À PF, Bolsonaro disse que se referia à segurança pessoal.
“Que há um pequeno núcleo do GSI sediado no Rio de Janeiro, responsável pela segurança do declarante e de sua família; Que esse núcleo do GSI é formado por servidores lotados e alguns comissionados; Que achava que esse trabalho poderia ser melhorado, principalmente no acompanhamento do seu filho Carlos Bolsonaro, residente no Rio de Janeiro; Que portanto quando disse que queria trocar gente no Rio de Janeiro referia-se a sua segurança pessoal e da sua família”, afirmou o presidente, segundo a PF.
Quanto vale uma vaga para o STF?
Bolsonaro disse também no depoimento que Moro concordou com o nome para substituir Valeixo, o do delegado Alexandre Ramagem. Segundo Bolsonaro, Moro pediu que a nomeação ocorresse depois que o presidente indicasse o então ministro da Justiça para uma vaga no Supremo Tribunal Federal (STF).
“Que ao indicar o DPF Ramagem ao ex-ministro Sergio Moro, este teria concordado com o presidente desde que ocorresse após a indicação do ex-ministro da Justiça à vaga no Supremo Tribunal Federal”, disse Bolsonaro.
Há alguns dias, sem saber que estava no ar, Bolsonaro deu uma “aula” sobre propina e disse como receberia dinheiro em caixas de sapato. Quando estava prestes a dizer “quanto custa uma vaga” no Supremo, percebeu que estava ao vivo e parou de falar repentinamente.
Após a divulgação do depoimento de Bolsonaro pela PF, Moro negou ter negociado a vaga para o STF.
“Não troco princípios por cargos”, escreveu.

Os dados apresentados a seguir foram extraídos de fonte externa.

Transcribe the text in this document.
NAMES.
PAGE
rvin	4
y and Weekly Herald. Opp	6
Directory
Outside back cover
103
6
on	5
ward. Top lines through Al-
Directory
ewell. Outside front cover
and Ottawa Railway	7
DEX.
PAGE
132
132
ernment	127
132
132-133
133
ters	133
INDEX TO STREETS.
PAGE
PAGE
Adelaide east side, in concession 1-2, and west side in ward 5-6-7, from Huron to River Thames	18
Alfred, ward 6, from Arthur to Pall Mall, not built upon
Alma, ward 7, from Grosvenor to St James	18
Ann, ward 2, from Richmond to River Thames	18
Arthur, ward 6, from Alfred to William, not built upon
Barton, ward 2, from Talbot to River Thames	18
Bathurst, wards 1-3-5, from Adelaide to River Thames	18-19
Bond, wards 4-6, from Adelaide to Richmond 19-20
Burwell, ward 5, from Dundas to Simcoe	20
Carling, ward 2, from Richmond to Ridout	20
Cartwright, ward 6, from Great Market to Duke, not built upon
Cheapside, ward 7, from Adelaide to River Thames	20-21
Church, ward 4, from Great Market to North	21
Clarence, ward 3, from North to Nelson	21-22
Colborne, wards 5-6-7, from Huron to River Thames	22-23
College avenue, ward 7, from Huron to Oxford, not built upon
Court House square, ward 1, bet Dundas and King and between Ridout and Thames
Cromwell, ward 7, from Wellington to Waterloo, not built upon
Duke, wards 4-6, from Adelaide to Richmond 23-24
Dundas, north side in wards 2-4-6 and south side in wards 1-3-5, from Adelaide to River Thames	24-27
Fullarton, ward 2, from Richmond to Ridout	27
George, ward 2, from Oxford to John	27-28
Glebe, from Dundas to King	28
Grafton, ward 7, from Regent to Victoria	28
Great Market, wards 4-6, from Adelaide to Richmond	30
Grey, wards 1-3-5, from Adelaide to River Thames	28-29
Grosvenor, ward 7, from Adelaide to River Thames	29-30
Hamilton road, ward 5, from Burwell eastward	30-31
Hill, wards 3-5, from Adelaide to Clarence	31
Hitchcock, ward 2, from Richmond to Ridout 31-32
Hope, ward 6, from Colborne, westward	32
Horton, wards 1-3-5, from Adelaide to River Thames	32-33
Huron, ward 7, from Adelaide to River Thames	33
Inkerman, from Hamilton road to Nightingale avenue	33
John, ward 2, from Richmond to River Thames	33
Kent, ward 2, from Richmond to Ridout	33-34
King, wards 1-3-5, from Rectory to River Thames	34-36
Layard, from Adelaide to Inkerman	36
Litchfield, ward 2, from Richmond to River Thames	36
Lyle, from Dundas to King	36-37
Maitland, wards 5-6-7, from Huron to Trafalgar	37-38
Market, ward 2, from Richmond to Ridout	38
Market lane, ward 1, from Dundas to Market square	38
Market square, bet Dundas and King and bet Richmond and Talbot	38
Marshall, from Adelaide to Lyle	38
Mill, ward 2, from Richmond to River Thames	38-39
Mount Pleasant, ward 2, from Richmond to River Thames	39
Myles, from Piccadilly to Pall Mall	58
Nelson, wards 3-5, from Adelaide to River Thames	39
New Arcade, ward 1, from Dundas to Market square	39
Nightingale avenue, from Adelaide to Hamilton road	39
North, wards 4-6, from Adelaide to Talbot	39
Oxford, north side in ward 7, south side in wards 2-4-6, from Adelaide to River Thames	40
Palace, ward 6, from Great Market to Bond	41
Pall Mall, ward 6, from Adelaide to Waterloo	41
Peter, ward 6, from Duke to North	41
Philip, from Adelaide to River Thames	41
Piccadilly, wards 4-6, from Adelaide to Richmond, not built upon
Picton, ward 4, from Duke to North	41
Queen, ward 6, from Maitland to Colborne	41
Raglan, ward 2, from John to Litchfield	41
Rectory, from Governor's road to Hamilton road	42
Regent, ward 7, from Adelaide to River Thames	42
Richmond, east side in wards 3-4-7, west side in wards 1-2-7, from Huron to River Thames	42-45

“Sobre o depoimento do presidente da República no inquérito que apura interferência política na Polícia Federal, destaco que jamais condicionei eventual troca no comando da PF à indicação ao STF. Não troco princípios por cargos. Se assim fosse, teria ficado no governo como Ministro. Aliás, nem os próprios Ministros do Governo ouvidos no inquérito confirmaram essa versão apresentada pelo Presidente da República. Quanto aos motivos reais da troca, eles foram expostos pelo próprio Presidente na reunião ministerial de 22 de abril de 2020 para que todos ouvissem. Também considero impróprio que o Presidente tenha sido ouvido sem que meus advogados fossem avisados e pudessem fazer perguntas”, afirmou Moro.